We have a new exhibition to mark the centenary of D.W Griffith’s The Birth of a Nation. This was the first extended narrative film produced, a ground breaking work which exhibits innovative artistry – it was the first film to have an original score, use hundreds of extras, and employ night-time photography. Griffith’s editing techniques were greatly lauded - he used close-ups and long-shots in very creative ways, to emphasise the emotion on a character’s face or give a sense of scale. All of this turned the film into a record-breaking success at the box office. Audiences were willing to pay unprecedented prices for tickets, which was necessary because the film’s cost was nearly triple its original budget. However, The Birth of a Nation is also very controversial, and its legacy is as a hugely racist film. This is for a multitude of reasons, including the appalling representation of Black men as primitive and savage, and the sympathetic depiction of the Ku Klux Klan.

The new display features two programmes from the film’s theatrical releases in the US and Britain respectively (EXE BD 18284) (EXE BD 18281). These contain publicity material such as interviews and reviews. One of the programmes reveals the giant scale of production, with a page titled “Facts about The Birth of a Nation” disclosing that 18,000 people and 3,000 horses were used, $10,000 a day was paid for the use of an entire county, and nearly 200,000 feet of film was shot. The fact that a page of publicity space is devoted to listing the various extraordinary costs incurred demonstrates that the vastness of the film and the huge budget this required were used to promote it as a spectacle.


British Programme




American Programme


The enormous success of the film created a very prominent platform for its racist content; it played a part in the reestablishment of the Ku Klux Klan, and was used to recruit new members. There were vehement protests at its release, and cinemas were picketed by the National Association for the Advancement of Colored People (NAACP). A copy of a poster issued by the Progressive Party can be seen in the display. Ironically taken from Roy E Aitken’s book sympathetic to the film The Birth of a Nation Story (EXE BD 42347), it objects that the film “encourages race hatred”.
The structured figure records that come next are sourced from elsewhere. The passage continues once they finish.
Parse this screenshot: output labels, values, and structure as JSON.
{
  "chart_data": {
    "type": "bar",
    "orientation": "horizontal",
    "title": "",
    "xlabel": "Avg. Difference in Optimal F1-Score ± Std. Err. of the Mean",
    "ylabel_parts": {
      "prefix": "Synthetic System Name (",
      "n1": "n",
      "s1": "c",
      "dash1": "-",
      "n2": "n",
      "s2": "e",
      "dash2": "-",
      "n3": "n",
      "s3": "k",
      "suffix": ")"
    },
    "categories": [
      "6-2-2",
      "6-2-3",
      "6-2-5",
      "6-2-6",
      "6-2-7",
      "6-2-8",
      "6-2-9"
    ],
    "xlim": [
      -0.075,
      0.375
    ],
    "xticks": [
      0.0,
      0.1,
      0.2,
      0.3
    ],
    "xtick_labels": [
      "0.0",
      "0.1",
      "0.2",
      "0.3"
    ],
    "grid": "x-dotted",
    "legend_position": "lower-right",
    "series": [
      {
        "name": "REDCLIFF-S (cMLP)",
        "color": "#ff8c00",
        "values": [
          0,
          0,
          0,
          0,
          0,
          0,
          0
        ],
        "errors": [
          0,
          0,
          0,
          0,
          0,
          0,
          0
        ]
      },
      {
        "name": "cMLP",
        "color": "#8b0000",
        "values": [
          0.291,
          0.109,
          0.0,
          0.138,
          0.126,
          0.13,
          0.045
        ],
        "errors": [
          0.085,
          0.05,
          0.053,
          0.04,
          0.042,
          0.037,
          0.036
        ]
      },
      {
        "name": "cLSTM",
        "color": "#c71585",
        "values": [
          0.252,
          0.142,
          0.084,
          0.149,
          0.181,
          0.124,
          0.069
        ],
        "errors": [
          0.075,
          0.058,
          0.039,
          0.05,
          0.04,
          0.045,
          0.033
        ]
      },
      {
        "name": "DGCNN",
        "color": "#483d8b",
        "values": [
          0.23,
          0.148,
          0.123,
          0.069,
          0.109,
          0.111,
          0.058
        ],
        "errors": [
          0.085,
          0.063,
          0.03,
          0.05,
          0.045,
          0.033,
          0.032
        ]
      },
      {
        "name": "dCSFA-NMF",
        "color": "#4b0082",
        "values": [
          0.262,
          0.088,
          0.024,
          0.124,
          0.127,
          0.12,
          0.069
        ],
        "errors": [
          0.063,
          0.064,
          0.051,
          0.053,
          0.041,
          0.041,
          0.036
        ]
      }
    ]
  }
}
Notably, Du Bois recalled that following the release of the film “the number of mob murders so increased that nearly one hundred Negroes were lynched during 1915 and a score of whites, a larger number than had occurred for more than a decade” (cited in Breech Birth: The Reception to D.W.Griffith’s “The Birth of a Nation” by David Rylance).

Also included in the exhibition is a copy of The Clansman (EXE BD 36110), the novel by Thomas Dixon upon which D.W. Griffith’s film is based, as well as several books containing criticism of the film. Among these are Melvyn Stokes’ A History of “The Most Controversial Motion Picture of All Time” (EXE BD 55767), and Donald Bogle’s Toms, Coons, Mulattoes, Mammies, and Bucks: An Interpretive History of Blacks in American Films (EXE BD 15821). In addition, the collection holds a publicity postcard from The Girl from Chicago (EXE BD 34707), directed by Oscar Micheaux, an African-American filmmaker who was directing films at the same time as D.W.Griffith and was amongst those who criticised The Birth of a Nation for its racism.